A :class:`GlobalSingleOutputWrapper` is provided in this package to facilitate
this
procedure.

.. code-block:: python

    >>> from bipartite_learn.datasets import NuclearReceptorsLoader
    >>> from bipartite_learn.wrappers import GlobalSingleOutputWrapper
    >>> from sklearn.tree import DecisionTreeClassifier
    >>> X, y = NuclearReceptorsLoader().load()  # X is a list of two matrices
    >>> monopartite_clf = DecisionTreeClassifier()
    >>> bipartite_clf = GlobalSingleOutputWrapper(monopartite_clf)
    >>> bipartite_clf.fit(X, y)

Notice that considering all possible combinations of samples may be impeditive
in terms of memory usage or training time. Regarding memory issues, although
the transformed data is initially presented as references to avoid redundant
storage, some wrapped monopartite estimators will invariably copy the whole
dataset.
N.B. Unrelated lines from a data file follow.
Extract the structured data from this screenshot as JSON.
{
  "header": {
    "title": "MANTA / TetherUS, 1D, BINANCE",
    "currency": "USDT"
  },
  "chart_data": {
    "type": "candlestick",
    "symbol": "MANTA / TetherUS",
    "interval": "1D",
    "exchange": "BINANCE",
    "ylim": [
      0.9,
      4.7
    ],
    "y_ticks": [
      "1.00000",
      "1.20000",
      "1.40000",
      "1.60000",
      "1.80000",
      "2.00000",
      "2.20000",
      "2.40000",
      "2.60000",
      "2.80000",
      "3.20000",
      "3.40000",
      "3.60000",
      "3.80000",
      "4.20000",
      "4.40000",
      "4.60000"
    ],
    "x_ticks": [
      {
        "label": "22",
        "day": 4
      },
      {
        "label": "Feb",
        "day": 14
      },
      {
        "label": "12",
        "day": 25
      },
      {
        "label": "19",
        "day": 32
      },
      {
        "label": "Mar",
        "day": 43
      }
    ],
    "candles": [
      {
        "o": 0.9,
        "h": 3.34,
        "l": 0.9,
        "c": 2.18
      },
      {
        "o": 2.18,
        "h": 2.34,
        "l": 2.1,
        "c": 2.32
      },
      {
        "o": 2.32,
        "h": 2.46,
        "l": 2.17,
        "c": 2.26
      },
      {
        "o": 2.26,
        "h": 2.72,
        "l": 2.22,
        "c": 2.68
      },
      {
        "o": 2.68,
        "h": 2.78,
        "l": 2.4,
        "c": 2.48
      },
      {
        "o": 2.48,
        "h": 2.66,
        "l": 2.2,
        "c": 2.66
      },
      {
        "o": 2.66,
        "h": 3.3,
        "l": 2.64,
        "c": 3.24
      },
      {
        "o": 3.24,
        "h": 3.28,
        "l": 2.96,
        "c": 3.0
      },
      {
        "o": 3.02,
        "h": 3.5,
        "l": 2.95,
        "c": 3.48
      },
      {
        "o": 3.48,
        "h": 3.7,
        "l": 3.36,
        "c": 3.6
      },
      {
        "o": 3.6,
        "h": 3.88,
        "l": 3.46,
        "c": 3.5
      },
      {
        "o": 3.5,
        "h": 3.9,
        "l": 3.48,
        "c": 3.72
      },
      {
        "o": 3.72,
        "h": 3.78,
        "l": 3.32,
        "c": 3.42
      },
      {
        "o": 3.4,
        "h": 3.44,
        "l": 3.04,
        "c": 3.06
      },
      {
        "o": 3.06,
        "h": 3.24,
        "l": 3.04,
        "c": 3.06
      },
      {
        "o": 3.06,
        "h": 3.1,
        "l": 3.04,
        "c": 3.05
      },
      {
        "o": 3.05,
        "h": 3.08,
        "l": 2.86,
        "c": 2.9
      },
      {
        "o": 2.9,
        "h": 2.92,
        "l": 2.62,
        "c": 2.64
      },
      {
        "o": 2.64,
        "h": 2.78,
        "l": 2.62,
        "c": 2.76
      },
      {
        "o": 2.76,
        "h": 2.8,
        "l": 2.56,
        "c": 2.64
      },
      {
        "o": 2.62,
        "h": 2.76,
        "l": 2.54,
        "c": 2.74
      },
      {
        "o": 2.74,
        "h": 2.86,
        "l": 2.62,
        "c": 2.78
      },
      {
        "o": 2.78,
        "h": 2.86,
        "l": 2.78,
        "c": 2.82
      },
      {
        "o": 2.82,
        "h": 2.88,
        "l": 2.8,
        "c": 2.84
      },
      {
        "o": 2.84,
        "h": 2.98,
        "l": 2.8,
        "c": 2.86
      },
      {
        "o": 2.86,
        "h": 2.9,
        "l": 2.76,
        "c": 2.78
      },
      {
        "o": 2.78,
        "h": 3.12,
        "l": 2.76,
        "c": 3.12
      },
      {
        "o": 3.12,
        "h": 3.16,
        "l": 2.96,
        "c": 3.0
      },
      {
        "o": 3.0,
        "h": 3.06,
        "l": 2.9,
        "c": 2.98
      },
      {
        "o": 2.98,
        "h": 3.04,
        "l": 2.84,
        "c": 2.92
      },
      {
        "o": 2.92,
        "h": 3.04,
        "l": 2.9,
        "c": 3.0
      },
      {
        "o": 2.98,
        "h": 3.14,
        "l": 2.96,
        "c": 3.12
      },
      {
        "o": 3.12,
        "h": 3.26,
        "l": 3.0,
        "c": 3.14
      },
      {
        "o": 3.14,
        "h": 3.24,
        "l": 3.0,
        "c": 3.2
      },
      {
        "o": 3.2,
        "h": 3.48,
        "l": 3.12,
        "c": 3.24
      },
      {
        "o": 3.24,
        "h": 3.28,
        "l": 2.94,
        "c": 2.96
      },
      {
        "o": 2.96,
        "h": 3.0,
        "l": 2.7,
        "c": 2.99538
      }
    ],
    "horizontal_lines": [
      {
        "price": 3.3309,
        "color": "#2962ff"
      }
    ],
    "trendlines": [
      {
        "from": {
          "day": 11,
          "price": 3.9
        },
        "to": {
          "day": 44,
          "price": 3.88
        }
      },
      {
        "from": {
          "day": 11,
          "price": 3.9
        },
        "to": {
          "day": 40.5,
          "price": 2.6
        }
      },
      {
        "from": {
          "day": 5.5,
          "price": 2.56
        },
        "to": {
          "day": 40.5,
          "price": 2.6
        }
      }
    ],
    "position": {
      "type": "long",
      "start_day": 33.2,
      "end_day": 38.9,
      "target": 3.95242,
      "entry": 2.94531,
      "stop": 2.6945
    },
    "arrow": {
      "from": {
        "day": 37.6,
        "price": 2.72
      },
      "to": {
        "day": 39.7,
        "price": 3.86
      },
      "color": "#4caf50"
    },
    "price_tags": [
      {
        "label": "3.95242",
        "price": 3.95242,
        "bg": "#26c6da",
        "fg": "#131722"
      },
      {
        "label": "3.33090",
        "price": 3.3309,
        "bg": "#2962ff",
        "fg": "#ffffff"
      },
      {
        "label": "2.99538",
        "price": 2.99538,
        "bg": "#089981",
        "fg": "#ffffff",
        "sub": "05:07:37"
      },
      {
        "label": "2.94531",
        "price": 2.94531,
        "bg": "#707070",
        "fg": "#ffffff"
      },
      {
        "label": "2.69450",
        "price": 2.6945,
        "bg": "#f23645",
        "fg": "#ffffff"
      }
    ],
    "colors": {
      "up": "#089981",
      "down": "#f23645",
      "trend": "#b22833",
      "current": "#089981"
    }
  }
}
For instance, :mod:`scikit-learn`'s tree-based models require the
training data to be contiguous in memory, and will copy them otherwise to
ensure that.

A common remedy to this problem is to subsample the combined pairs of samples.
The ``under_sampler`` parameter of :class:`GlobalSingleOutputWrapper` allows
for a :mod:`imbalanced-learn` sampler to be provided, which will be applied to
the converted data before fitting the wrapped estimator:

.. code-block:: python

    >>> from bipartite_learn.datasets import NuclearReceptorsLoader
    >>> from sklearn.ensemble import RandomForestClassifier
    >>> from imblearn.under_sampling import RandomUnderSampler
    >>> X, y = NuclearReceptorsLoader().load()  # X is a list of two matrices
    >>> bipartite_clf = GlobalSingleOutputWrapper(
    ...     estimator=RandomForestClassifier(),
    ...     under_sampler=RandomUnderSampler(),
    ... )
    >>> bipartite_clf.fit(X, y)
   
See the `imbalanced-learn documentation 
<https://imbalanced-learn.org/stable/under_sampling.html>`_ for more information
on samplers.

.. _local_multi_output:

The local multi-output approach
^^^^^^^^^^^^^^^^^^^^^^^^^^^^^^^

The other general approach to adapt traditional models to bipartite data is
based on the idea of considering each sample domain as a separate task, so that
a multi-output monopartite estimator is fit to ``X_train_0`` and ``y_train``
(``y_train`` being the full bidimensional interaction matrix), while another
receives ``X_train_1`` and ``y_train.T`` (the transposed interaction matrix). 

Notice that the first estimator considers each column of ``y_train`` as a
different output to be predicted, and it does not have access to any extra
information about each of the columns (aside from the training targets),
that is, it does not consider the sample features at ``X_train_1``.

Analogously, the second estimator considers each row of ``y_train`` as a
different output, withou having access to the features describing each row
(kept by ``X_train_0``).

Since the first model (trained on ``X_train_0`` and ``y_train``) estimates
new rows for the interaction matrix, we thereafter call it a
*rows estimator*.
Similarly, the second model (trained on ``X_train_1`` and ``y_train.T``) is
intended to predict new columns for the interaction matrix, so that it is
referred to as a *columns estimator*.

As estimators on each axis of the interaction matrix are completely
agnostic to the sample features on the other axis (they are "local" estimators),
this kind of strategy is called a *local multi-output* adaptation.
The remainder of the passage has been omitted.